Fast food franchises work on extremely low margins. Adding perhaps $5,000 to a franchisee's costs isn't an uplifting prospect, no matter how well the drive-thru is doing.

Consider, too, that over the last ten years, the costs franchisees have had to pay for tech upgrades -- Wi-Fi, mobile ordering, and so on -- are ten times greater than previously.

But surely, you might imagine, the company has explained to individual restaurants how the tech has increased their profits. (I understand McDonald's still pays around two-thirds of the tech costs.)

Well, The Wall Street Journal happened upon an email sent by the National Owners Association -- an independent franchisees group -- to its members. It read, in part: "McDonald's deserves the best-in-class technology. This is not."
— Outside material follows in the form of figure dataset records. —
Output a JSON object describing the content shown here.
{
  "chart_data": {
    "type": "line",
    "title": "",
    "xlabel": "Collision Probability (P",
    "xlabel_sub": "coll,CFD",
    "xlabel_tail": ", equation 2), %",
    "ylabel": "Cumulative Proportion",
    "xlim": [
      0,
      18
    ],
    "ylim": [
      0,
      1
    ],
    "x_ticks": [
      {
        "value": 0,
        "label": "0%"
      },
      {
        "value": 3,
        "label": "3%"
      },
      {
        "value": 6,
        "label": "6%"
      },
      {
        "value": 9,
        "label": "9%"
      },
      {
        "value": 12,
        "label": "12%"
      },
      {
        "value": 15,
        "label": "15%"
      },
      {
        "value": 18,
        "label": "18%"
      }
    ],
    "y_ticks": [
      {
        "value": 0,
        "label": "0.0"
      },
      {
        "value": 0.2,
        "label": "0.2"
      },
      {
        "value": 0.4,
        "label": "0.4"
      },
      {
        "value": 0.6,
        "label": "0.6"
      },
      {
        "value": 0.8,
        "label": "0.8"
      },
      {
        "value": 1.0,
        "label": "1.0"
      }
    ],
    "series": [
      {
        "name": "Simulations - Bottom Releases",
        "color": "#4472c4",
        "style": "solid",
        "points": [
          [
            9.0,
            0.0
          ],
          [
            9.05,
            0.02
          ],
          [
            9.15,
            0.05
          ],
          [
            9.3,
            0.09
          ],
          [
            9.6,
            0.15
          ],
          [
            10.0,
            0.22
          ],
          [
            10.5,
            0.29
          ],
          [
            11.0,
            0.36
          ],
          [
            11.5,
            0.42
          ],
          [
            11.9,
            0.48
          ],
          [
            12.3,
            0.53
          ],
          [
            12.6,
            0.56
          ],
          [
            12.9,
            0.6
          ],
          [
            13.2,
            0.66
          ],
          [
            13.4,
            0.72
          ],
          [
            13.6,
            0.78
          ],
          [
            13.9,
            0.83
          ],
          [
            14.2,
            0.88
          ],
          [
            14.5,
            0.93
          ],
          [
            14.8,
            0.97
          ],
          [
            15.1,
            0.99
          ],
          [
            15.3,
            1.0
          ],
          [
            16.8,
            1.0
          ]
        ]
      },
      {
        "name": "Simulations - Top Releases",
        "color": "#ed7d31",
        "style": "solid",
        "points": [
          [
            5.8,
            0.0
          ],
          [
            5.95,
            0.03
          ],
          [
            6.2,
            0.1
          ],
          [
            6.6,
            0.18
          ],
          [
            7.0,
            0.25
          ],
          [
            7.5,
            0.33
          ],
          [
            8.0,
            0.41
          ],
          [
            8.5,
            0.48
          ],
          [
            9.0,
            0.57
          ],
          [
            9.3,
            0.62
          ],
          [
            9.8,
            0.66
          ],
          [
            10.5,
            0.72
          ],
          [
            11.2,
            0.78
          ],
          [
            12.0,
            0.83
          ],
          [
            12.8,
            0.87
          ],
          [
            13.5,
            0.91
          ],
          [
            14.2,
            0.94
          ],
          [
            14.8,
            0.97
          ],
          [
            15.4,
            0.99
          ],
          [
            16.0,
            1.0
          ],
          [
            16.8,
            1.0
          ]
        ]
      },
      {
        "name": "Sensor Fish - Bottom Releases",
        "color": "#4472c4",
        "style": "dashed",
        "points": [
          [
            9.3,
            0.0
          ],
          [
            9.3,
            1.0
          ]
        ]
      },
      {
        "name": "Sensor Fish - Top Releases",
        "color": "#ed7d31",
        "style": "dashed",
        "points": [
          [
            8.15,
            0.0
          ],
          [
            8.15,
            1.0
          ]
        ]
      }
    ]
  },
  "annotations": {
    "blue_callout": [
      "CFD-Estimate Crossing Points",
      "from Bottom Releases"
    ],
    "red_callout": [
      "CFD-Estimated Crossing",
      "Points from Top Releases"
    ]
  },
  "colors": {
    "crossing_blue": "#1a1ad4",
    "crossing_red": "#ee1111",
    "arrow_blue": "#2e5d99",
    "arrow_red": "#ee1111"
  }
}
I'm not sure any corporation actually deserves anything, other than a jaundiced eye. But can it be true that the technological developments on which McDonald's is betting its future aren't all that?

The company has been desperately trying to catch up, technologically speaking. It's also been helping franchisees get through the pandemic by giving them breaks on rent. And many franchisees have been doing well.

Equally, franchisees have had to pay for PPE and other pandemic-related upgrades, such as plexiglass.

Customers know what happens when a restaurant's costs go up. Its prices go up. And McDonald's timing seems especially unfortunate, given that its announcement came with a couple of questionable side dishes.

The chain is removing a subsidy that keeps the prices of Happy Meals within happy parameters. That's another $3,600 per restaurant. Moreover, McDonald's also wants franchisees to participate in an employee education program, previously funded solely by the chain.

This may be headed for a parking lot fracas. Worse, these monetary shifts are due to begin in January.

McDonald's admits that communication between itself and its franchisees hasn't been the finest over this issue. Sometimes, it's the tone and manner of these announcements of change that rankle the most.

It's surely unwise, however, to be arguing over who pays how much and how for fancier tech when the company is spending hundreds of millions of dollars on ad campaigns featuring stars such as Travis Scott and J Balvin.

Franchisees may now have a difficult decision to make. McDonald's only controls the pricing at 5% of its locations. The remainder, therefore, will surely wonder whether to add half a dollar to this item and another few cents to a few more, partly to pay for technology that is supposed to stimulate demand.

The dance, of course, is whether any upward price adjustment will actually reduce that demand.

Surely McDonald's could use some fine proprietary algorithm to give franchisees the answer.